2.  TW Telecom is one of the three largest providers of Business Ethernet (AKA Carrier Ethernet or Metro Ethernet) in the nation, with fiber to more commercial buildings than any other competitive carrier.  TW Telecom operates a nationwide fiber-optic network and provides high-speed Internet connections for business. 

TW Telecom’s equity is more attractive than CenturyLink’s, and the rural telecom operator would likely have to pay a steep premium to acquire the fiber-optic network operator, the second industry source continued. A TW Telecom acquisition, however, would bolster CenturyLink’s enterprise and small business services and support its past acquisition of Savvis, the two industry sources said.”

There are at least three reasons CenturyLink might be interested in acquiring TW Telecom:

1.  A large installed base of business customers (mostly SMBs, but a few large accounts). The company has a broad market reach into 75 markets and  

2.  A  huge nationwide fiber optic network with over 28,000 fiber route miles–75 percent of which are in metro areas.  TW Telecom has 16,000 on-net buildings connected to its fiber network.  That would enable CenturyLink to expand the reach of its own growing Business/Carrier Ethernet footprint and connect many more customers to cloud services offered by its Savvis unit.  Savvis is one of the few cloud service providers that is actually leveraging its managed IP VPN to deliver cloud services.  They presented at the 12 Oct 2011 IEEE ComSocSCV meeting with ppt presentation available for fee download at:  (scroll down to Oct 2011 meeting and you will find Savvis as well as other presentations there).

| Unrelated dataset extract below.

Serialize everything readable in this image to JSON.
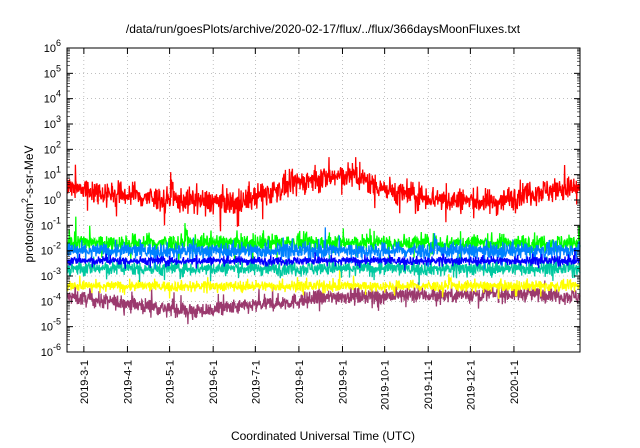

3.  Profitability–unlike a number of other CLECs, TW  Telecom is actually profitable.  Driven by sales of Business Ethernet and IP/VPN services, TW Telecom reported that total revenues in Q2 2012 grew 1.6 percent sequentially over Q1 2012 and 7.7 percent year over year. The company had $1.4 billion in revenue in 2011.

What do you think of these two potential telco M & Adeals and about carrier consolidation in general?  

For more information about the two targeted companies, please contact this author.

[email protected]

Addendum: On October 6th, it was announced that:

 tw telecom inc.has been awarded two contracts with the U.S. Department of Health and Human Services for secure Internet connectivity worth approximately $11.67 million over five years, the company announced.

Under the terms of the competitive awards, tw telecom will deliver Ethernet Internet Services and 10 Gig wavelength services for mission-critical and health-related data connectivity to the National Institutes of Health, Centers for Disease Control, Food and Drug Administration and Indian Health Services in Washington, D.C., Atlanta and Albuquerque.

Both contract awards require tw telecom to deliver private, secure and scalable network connectivity transmitting mission-critical medical data and communications traffic, the company said.